Regarding different representations of the Lorentz Group & its defining properties Take $\Lambda$ to be a Lorentz matrix, it satisfying $\Lambda^T \eta \Lambda=\eta$. By writing $\Lambda=\exp[-\frac{i}{2}\omega_{\mu\nu}\mathcal J^{\mu\nu}]$, we find that the generators satisfy
$$
[\mathcal{J}^{\mu\nu},\mathcal{J}^{\rho\sigma}]=i(\eta^{\mu\rho}\mathcal J^{\nu\sigma}+\cdots) \qquad \qquad(1)
$$
Now we can find any $n$ dimensional representation just by finding $n\times n$ matrices satisfying $(1)$ and calculating the matrix exponential. For example, the Dirac representation is given by exponentiating the generators $\frac{i}{4}[\gamma^\mu,\gamma^\nu]$, where $\gamma^\mu$ are the Dirac gamma matrices.
Now, let $S^{\mu\nu}$ be the generators of a $n$ dimensional representation, and write $M=\exp[-\frac{i}{2}\omega_{\mu\nu}S^{\mu\nu}]$. Is it true that this matrix satisfies $M^T \eta M=\eta$? Should perhaps the $T$ symbol be $\dagger$ instead? What should the $\eta$ matrix be for an $n$ dimensional vector space? perhaps it is $\eta=\text{diag}(1,-1,-1,\cdots,-1)$, with $(n-1)$ negative ones?
The thing is, I tried to check $M^T \eta M=\eta$ with several representations, and this is sometimes right, and sometimes not, which made me think that I was doing something wrong. I checked my math and couldn't find any mistake, so now I think that $M^T \eta M=\eta$ is not true in general, but then what is the point of finding such an $M$ matrix?

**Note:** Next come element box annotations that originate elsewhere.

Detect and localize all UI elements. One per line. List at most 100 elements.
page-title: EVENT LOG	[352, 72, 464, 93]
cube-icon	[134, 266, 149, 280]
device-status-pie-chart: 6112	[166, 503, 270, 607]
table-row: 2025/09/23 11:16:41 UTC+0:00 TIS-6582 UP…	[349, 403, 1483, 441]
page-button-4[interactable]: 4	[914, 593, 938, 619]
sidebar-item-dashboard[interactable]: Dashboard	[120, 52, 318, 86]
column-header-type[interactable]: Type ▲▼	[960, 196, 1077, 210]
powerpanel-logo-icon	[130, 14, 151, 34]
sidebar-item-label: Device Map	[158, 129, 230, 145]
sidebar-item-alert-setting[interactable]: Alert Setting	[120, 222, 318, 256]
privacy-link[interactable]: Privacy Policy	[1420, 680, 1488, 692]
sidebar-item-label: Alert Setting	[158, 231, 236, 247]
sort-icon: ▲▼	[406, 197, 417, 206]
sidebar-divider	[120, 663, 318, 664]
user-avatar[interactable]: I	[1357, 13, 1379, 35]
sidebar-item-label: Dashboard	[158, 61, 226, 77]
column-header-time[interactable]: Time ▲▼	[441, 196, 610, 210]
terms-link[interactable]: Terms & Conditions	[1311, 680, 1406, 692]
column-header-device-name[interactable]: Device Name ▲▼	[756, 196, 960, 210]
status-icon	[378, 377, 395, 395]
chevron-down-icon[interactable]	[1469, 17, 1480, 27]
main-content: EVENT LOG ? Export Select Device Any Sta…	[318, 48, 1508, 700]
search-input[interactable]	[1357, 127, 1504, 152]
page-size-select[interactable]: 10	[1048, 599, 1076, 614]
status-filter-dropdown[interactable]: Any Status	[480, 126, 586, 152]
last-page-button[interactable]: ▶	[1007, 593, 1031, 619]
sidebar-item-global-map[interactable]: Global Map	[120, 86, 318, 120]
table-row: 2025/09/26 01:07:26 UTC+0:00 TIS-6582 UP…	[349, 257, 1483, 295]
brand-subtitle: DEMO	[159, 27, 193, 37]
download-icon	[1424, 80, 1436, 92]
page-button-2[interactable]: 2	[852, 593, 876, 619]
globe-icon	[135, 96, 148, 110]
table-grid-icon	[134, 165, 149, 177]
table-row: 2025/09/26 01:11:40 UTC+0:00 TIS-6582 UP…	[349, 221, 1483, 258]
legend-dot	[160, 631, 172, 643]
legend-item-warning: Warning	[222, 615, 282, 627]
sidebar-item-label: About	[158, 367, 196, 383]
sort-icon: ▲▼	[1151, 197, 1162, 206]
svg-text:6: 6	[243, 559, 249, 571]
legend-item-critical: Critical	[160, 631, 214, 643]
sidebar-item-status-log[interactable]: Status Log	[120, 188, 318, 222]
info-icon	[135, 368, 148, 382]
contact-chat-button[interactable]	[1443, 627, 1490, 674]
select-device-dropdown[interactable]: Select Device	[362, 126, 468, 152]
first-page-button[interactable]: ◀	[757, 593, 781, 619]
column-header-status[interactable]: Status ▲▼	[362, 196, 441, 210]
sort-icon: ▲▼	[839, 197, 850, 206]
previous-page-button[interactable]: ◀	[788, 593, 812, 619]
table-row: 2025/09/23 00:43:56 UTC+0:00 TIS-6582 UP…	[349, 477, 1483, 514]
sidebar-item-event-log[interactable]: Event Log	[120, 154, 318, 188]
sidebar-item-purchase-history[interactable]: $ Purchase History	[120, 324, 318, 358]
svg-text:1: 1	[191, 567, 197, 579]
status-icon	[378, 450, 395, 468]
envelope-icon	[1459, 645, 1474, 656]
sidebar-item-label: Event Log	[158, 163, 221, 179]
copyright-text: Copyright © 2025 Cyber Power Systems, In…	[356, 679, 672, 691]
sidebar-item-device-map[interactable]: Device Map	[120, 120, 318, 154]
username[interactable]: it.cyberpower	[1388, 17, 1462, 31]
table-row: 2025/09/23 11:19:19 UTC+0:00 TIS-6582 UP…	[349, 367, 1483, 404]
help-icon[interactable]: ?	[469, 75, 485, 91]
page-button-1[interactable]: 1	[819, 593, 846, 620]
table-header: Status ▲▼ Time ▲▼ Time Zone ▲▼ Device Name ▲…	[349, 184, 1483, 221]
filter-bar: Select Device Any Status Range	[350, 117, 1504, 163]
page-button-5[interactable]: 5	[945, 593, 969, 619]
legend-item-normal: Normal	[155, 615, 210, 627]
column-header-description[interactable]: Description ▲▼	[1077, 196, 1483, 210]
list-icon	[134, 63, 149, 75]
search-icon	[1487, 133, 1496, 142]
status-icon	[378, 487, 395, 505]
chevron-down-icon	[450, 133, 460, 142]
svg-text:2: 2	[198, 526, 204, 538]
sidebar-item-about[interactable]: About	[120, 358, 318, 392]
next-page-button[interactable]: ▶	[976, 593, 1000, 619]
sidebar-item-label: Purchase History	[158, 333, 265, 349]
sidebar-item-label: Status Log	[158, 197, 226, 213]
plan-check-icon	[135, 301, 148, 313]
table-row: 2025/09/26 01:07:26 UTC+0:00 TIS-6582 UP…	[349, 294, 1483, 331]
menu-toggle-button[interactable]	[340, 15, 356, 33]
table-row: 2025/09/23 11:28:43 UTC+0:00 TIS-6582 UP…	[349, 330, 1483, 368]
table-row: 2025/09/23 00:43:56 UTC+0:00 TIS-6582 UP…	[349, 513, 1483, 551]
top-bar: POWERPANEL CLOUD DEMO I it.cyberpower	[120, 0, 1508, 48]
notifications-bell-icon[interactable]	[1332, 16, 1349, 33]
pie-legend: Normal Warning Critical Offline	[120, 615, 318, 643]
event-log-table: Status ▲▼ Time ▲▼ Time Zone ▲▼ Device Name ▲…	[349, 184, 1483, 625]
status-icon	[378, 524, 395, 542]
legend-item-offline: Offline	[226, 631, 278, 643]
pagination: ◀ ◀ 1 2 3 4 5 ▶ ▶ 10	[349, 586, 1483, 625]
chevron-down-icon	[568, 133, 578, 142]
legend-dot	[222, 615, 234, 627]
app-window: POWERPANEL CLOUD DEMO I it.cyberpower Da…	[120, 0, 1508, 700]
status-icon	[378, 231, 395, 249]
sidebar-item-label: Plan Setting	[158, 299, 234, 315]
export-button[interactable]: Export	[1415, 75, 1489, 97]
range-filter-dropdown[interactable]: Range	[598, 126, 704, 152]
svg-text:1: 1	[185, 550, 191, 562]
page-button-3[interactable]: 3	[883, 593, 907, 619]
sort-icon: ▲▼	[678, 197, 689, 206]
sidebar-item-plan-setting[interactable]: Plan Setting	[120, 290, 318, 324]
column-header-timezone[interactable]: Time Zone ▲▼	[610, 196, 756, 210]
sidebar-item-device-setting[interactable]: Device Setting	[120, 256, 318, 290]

Why we care for more representations of the Lorentz Group, if the resulting matrices don't possess this nice property? I know that quantum fields transform according to different representations of the LG, but why should this be? Why don't we just take any linear transformation? Why would we care for it being related to the Lorentz Group?
I know that if the field transforms as $\phi\to M\phi$, then we can make covariant lagrangians, but this is always related to some properties $M$ satisfies, irrespective of it being related to $\Lambda$. For example, take any matrix satisfying $M^T M=1$; then $\mathcal L=\phi^T\phi$ is covariant, and we dont need $M$ to come from a representation of the LG.
For example, the covariance of the Dirac Lagrangian can be easly proven by noting that if the field transforms as $\psi\to M\psi$, then it is true that $\bar M \gamma^\mu M=\Lambda^\mu_\nu \gamma^\mu$. But to prove this relation we don't need to use $(1)$ nor anything coming from the Lorentz Group, but just some algebra. Couldn't we just find more matrices satisfying nice algebraic relations that allow as to make covariant lagrangians, matrices that are not related to the Lorentz Group?.
 A: The defining property of the fundamental representation of the Lorentz group $\mathrm{SO}(1,3)$
$$ M^T\eta M = \eta \quad \forall M\in\mathrm{SO}(1,3)$$
and hence the defining property of the Lorentz group itself does not make sense in representations other than the fundamental, because those are not naturally equipped with a metric "$\eta$" from a physics point of view.
Instead, we know that the Lorentz group is a spacetime symmetry that all proper relativistic laws (quantum or not) should respect in the sense that they should transform "covariantly", i.e. in a proper representation of it. A function of spacetime $\phi(x)$ has several options how to do this - it can be a scalar $\phi$, a vector $\phi^\mu$, a rank-2 tensor $\phi^{\mu\nu}$, and so on, but it has to choose one of these options, so that we know how laws involving it will change when we perform a Lorentz transformation (which corresponds to us changing our frame of reference).
That the concrete realizations of the representations may not preserve some arbitrarily chosen metric on the representation space (which is just the space of the values certain functions take rather than anything like spacetime itself) is wholly irrelevant to this.